Director: Richard LaGravenese
Staring: Alice Englert, Alden Ehrenreich, Jeremy Irons, Viola Davis, Emma Thompson
Normal teens have to worry about passing their driver’s test, but Lena Duchannes (Alice Englert) has more on her mind than hands on ten and two as the clock counts down to her sixteenth birthday. As stars and cosmos align Lena finds herself in the role of the pawn that would be Queen in a battle between dark and light. There’s plenty to worry about with a siren for a cousin, and a mother that prefers taking up residence in a prim member of the local town folk over booking a hotel when she drops by for a visit. In a case of Nature vs. Nietzsche she’s faced with the pressing question- How far does the apple really fall from the tree?
On the moonrise of her witchy Southern sweet-sixteen Lena’s life will change forever, ending with her either the belle or the beast of the ball. Fearing that the past will repeat itself, she must find a way to break free of her would be fate, but finds out freedom comes with a price.

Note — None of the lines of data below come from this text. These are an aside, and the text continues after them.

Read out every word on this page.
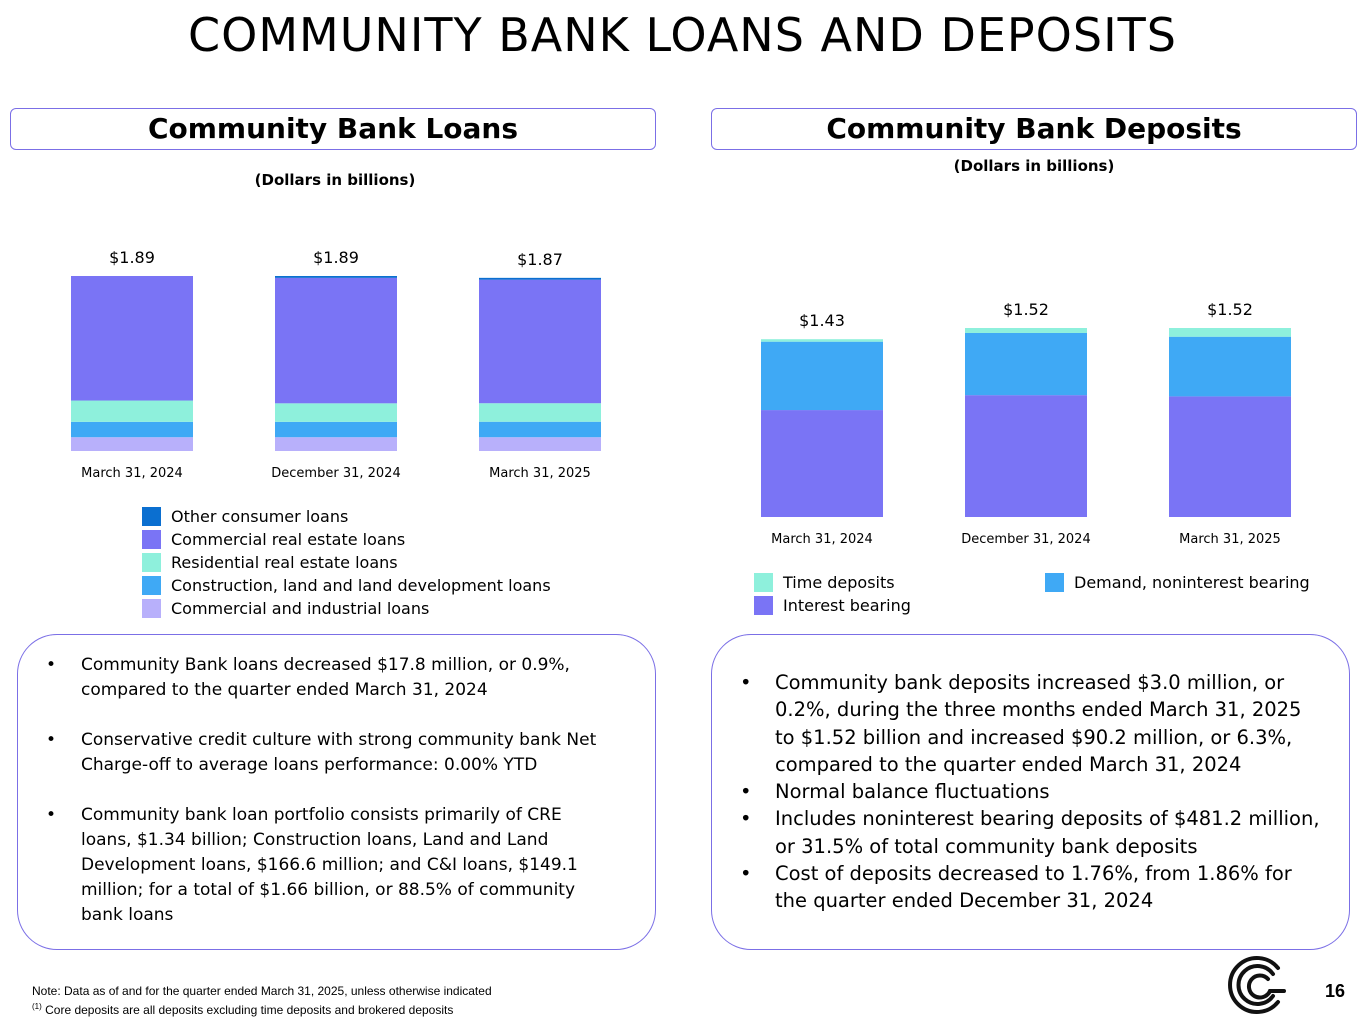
COMMUNITY BANK LOANS AND DEPOSITS
Community Bank Loans
(Dollars in billions)
$1.89
March 31, 2024
$1.89
December 31, 2024
$1.87
March 31, 2025
Other consumer loans
Commercial real estate loans
Residential real estate loans
Construction, land and land development loans
Commercial and industrial loans
• Community Bank loans decreased $17.8 million, or 0.9%, compared to the quarter ended March 31, 2024
• Conservative credit culture with strong community bank Net Charge-off to average loans performance: 0.00% YTD
• Community bank loan portfolio consists primarily of CRE loans, $1.34 billion; Construction loans, Land and Land Development loans, $166.6 million; and C&I loans, $149.1 million; for a total of $1.66 billion, or 88.5% of community bank loans
Community Bank Deposits
(Dollars in billions)
$1.43
March 31, 2024
$1.52
December 31, 2024
$1.52
March 31, 2025
Time deposits
Interest bearing
Demand, noninterest bearing
• Community bank deposits increased $3.0 million, or 0.2%, during the three months ended March 31, 2025 to $1.52 billion and increased $90.2 million, or 6.3%, compared to the quarter ended March 31, 2024
• Normal balance fluctuations
• Includes noninterest bearing deposits of $481.2 million, or 31.5% of total community bank deposits
• Cost of deposits decreased to 1.76%, from 1.86% for the quarter ended December 31, 2024
Note: Data as of and for the quarter ended March 31, 2025, unless otherwise indicated
$^{(1)}$ Core deposits are all deposits excluding time deposits and brokered deposits
16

Beautiful Creatures is a tale about the growing pains of the not so immortal. Apparently new schools, new towns, and first loves don’t get any easier with magic powers. The film is directed and adapted by Richard LaGravenese from the first book in the Caster Chronicles book series, written by Kami Garcia and Margaret Stohl. Jeremy Irons gives a nice performance as the eccentric yet gentile Macon Ravenwood, who Lena moves to the tiny burg of Gatlin to live with only to find family reputation precedes her and a clique of conservative locals are less than eager to roll out the welcome mat. It also stars Alden Ehrenreich as Ethan Wate, the polite bookworm turned heartthrob who becomes obsessed with Lena when he’s convinced she is the literal girl of his dreams.
Beautiful Creatures has a peculiar love affair with books almost as strong as the star-crossed teens passion for each other. The film is filled with scenes at libraries and seems enraptured with the notion of the literate-and-hunky type being a romantic ideal as lovebirds share Summer reading lists and lines of Bukowski among stolen kisses. Viewers may also be somewhat surprised to find that sprinkled in between the drama and heartache are plenty of moments of cutesy humor and gags. Englert and Ehrenreich play their roles with a heavy dose of young and awkward. This, along with the broad colorful characters and world, give the movie an almost theatrical quality that sets it apart from other supernatural romance properties that lean more towards the dramatic. While Beautiful Creatures may not be ready to take up Twilight’s mantle just yet, viewers and yet to be introduced readers will also likely not find it to be quite as polarizing.
Beautiful Creatures is out in theaters Valentine’s Day.